The apparent reconciliation comes amid growing concern among some nonprofits and regulators about Musk’s relaxation of Twitter’s content moderation policing. Musk, a self-declared “free speech absolutist,” is reversing most permanent bans on the platform and allowing all speech as long as it is legal, although “negative/hate speech” will not be boosted in users’ feeds.

The approach has prompted dozens of large brands to pull spending from the platform over fears their advertising may run alongside toxic content.

In a blog post on Wednesday, Twitter said none of its policies had changed and that its trust and safety team remained “strong and well-resourced.”

Apple maintains guidelines requiring social media apps to “block abusive users,” allow users to “report offensive content” and to filter “objectionable material from being posted.”

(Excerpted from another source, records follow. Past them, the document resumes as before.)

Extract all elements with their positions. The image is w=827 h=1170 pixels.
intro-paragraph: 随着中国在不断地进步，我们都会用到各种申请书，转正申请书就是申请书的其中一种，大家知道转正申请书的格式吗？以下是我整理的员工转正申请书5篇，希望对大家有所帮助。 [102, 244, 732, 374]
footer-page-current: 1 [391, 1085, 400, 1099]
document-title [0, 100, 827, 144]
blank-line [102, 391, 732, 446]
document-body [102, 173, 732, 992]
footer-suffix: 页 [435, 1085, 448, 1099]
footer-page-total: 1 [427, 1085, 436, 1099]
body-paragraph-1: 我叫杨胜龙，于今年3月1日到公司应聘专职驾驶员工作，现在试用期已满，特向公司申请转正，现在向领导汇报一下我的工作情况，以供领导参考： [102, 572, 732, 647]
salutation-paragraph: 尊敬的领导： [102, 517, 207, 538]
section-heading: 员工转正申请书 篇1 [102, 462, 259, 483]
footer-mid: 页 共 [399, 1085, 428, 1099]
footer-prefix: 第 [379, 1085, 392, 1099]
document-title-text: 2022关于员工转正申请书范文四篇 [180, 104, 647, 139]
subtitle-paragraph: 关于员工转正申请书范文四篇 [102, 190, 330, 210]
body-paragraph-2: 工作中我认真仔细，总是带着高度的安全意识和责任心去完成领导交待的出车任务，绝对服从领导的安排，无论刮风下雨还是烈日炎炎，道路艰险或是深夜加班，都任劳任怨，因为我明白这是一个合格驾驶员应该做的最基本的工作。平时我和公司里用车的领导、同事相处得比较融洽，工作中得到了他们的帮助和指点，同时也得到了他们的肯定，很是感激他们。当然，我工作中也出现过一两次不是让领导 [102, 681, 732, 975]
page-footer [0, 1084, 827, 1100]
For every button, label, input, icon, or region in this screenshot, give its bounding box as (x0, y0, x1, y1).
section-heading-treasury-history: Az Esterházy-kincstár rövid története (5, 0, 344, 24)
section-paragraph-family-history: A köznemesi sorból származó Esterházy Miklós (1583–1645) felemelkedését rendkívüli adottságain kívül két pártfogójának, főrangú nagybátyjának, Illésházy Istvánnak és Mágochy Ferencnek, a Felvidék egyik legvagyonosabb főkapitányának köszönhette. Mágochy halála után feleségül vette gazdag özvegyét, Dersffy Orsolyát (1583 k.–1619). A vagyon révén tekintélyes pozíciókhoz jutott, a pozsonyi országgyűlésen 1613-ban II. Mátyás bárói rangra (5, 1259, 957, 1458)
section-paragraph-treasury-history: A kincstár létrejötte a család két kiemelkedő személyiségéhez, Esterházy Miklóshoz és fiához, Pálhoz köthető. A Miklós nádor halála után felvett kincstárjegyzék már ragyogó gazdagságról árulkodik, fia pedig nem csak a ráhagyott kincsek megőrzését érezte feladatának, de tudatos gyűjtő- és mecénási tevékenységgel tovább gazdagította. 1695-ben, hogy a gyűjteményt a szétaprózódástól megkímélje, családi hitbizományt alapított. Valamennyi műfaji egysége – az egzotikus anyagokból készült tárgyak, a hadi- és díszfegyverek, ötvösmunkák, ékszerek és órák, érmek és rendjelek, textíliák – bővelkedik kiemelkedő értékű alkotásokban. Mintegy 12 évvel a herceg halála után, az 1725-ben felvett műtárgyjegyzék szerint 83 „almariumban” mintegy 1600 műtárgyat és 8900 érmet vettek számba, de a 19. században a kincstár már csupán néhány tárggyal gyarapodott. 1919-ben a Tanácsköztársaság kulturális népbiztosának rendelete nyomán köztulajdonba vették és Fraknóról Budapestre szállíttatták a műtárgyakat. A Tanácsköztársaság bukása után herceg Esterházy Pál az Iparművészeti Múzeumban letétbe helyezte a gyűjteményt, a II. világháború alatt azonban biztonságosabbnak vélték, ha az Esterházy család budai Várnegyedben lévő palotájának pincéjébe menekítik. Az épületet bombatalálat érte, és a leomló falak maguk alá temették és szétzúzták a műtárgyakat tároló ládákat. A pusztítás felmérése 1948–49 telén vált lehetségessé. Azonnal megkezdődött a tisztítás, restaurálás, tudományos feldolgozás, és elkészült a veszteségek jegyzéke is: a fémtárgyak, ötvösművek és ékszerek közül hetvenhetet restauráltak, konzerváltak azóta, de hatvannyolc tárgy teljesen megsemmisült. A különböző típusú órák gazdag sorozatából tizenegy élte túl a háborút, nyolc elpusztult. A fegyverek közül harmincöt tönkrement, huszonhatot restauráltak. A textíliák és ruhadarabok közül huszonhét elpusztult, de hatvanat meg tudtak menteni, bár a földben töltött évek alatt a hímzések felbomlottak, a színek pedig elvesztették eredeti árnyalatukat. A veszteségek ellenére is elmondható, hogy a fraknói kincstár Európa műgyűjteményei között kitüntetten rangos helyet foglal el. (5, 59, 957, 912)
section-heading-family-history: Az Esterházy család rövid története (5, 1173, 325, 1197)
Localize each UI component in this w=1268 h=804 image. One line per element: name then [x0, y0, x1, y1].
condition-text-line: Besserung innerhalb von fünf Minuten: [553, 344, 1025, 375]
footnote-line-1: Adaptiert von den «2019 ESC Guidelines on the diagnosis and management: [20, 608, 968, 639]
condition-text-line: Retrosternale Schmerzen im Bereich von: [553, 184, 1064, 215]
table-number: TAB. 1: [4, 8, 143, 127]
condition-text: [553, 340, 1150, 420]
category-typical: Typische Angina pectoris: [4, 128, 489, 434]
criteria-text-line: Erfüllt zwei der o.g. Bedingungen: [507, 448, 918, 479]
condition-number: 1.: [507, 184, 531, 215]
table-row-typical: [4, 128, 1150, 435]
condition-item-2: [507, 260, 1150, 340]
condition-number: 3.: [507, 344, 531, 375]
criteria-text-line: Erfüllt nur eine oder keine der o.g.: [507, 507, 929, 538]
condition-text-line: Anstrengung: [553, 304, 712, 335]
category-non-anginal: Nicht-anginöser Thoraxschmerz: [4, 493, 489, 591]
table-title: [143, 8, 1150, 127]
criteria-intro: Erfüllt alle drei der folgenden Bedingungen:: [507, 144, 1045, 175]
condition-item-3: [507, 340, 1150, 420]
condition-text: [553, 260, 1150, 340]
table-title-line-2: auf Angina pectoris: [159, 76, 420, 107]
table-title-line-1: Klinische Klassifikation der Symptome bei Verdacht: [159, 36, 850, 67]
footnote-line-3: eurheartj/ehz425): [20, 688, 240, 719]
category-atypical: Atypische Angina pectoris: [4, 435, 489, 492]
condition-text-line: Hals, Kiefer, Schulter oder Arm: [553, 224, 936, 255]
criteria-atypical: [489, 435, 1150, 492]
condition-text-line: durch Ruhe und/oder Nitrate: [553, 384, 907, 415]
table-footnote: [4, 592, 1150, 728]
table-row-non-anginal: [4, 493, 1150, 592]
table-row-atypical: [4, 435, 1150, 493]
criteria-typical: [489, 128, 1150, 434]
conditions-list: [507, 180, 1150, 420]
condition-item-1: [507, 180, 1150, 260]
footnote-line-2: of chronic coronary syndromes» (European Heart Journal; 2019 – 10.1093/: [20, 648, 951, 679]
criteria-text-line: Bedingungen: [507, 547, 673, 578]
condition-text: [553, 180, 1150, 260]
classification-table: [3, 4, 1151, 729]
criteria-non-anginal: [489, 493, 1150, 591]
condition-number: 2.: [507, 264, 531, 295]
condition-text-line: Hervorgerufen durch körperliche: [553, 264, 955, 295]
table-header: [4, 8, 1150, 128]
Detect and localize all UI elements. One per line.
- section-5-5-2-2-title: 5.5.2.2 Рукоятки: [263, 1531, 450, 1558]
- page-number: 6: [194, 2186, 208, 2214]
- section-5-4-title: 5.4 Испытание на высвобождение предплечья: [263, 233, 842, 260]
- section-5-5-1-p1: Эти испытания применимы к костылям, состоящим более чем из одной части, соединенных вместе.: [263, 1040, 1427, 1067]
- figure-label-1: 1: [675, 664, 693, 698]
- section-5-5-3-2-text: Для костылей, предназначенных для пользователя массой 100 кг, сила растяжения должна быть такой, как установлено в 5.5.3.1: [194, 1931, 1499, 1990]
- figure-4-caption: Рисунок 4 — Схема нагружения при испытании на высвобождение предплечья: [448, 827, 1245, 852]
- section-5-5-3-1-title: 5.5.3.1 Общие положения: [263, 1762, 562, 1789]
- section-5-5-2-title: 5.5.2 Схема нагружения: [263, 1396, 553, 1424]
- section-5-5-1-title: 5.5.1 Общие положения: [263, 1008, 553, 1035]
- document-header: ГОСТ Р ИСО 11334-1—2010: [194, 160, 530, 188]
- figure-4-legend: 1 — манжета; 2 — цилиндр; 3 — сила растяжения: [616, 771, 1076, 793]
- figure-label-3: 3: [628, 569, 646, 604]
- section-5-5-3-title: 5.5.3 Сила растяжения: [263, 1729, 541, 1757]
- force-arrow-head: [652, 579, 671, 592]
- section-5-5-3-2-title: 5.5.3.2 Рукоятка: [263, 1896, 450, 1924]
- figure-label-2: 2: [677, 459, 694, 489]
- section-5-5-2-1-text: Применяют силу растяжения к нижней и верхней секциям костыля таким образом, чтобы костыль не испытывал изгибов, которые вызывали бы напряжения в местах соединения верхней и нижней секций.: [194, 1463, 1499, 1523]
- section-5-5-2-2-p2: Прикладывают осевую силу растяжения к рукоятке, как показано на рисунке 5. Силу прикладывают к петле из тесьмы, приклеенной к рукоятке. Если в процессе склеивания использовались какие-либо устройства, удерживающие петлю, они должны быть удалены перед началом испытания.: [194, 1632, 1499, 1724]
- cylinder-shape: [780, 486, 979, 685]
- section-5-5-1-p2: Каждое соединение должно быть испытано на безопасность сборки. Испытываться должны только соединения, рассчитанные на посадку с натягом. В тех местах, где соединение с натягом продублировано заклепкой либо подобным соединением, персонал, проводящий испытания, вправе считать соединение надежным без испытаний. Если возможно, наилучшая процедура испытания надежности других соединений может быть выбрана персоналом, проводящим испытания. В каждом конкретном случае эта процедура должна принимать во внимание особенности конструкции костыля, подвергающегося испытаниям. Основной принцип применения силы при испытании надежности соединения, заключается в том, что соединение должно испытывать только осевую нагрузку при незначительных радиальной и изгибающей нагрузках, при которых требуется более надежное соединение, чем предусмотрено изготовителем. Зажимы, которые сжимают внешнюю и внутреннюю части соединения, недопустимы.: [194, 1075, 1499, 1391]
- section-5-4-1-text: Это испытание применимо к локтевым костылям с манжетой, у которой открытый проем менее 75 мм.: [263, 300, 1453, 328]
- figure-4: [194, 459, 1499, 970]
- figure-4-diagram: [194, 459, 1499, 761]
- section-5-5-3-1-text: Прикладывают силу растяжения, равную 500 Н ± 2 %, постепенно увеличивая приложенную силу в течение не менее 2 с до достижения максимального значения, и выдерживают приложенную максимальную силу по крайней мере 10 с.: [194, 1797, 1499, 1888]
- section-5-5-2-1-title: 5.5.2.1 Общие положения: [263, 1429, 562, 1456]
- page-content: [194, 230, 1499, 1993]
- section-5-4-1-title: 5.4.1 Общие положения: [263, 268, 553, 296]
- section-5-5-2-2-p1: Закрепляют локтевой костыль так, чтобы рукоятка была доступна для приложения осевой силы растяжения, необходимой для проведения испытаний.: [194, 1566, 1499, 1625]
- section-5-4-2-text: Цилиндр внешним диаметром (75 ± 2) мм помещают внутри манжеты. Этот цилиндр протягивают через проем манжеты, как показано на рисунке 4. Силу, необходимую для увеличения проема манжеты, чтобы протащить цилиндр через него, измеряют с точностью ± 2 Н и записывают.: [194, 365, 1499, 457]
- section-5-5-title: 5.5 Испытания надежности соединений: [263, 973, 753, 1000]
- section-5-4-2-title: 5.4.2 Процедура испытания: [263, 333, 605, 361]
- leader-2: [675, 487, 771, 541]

When Apple expelled Parler, a Twitter rival used by rightwing extremists, Apple said it had “not upheld its commitment to moderate and remove harmful or dangerous content encouraging violence and illegal activity.”

Although the feud appears to be over for now, Musk’s tweets were a catalyst for renewed criticism of Apple that could prove damaging, as antitrust regulators and app developers voice concerns over its rules and the role it plays as “gatekeeper” by deciding what content is allowed on more than 1 billion phones worldwide.

Florida’s Republican governor, Ron DeSantis, warned Apple that removing Twitter from the App Store would be viewed as a “raw exercise of monopolistic power” and “would merit a response from the United States Congress.”

Mark Zuckerberg, the founder of Facebook parent Meta, was also critical of Apple’s market power during an interview at The New York Times’s Dealbook summit on Wednesday, saying: “I do think Apple has sort of singled themselves out as the only company that is trying to control, unilaterally, what apps get on the [Apple] device and I don’t think that’s a sustainable or a good place to be.”

Apple has been dealing with criticism of the App Store for years. Epic Games, the maker of popular mobile game Fortnite, sued Apple in 2020 but only won on one of the 10 counts. Epic and Apple have both appealed against the decision.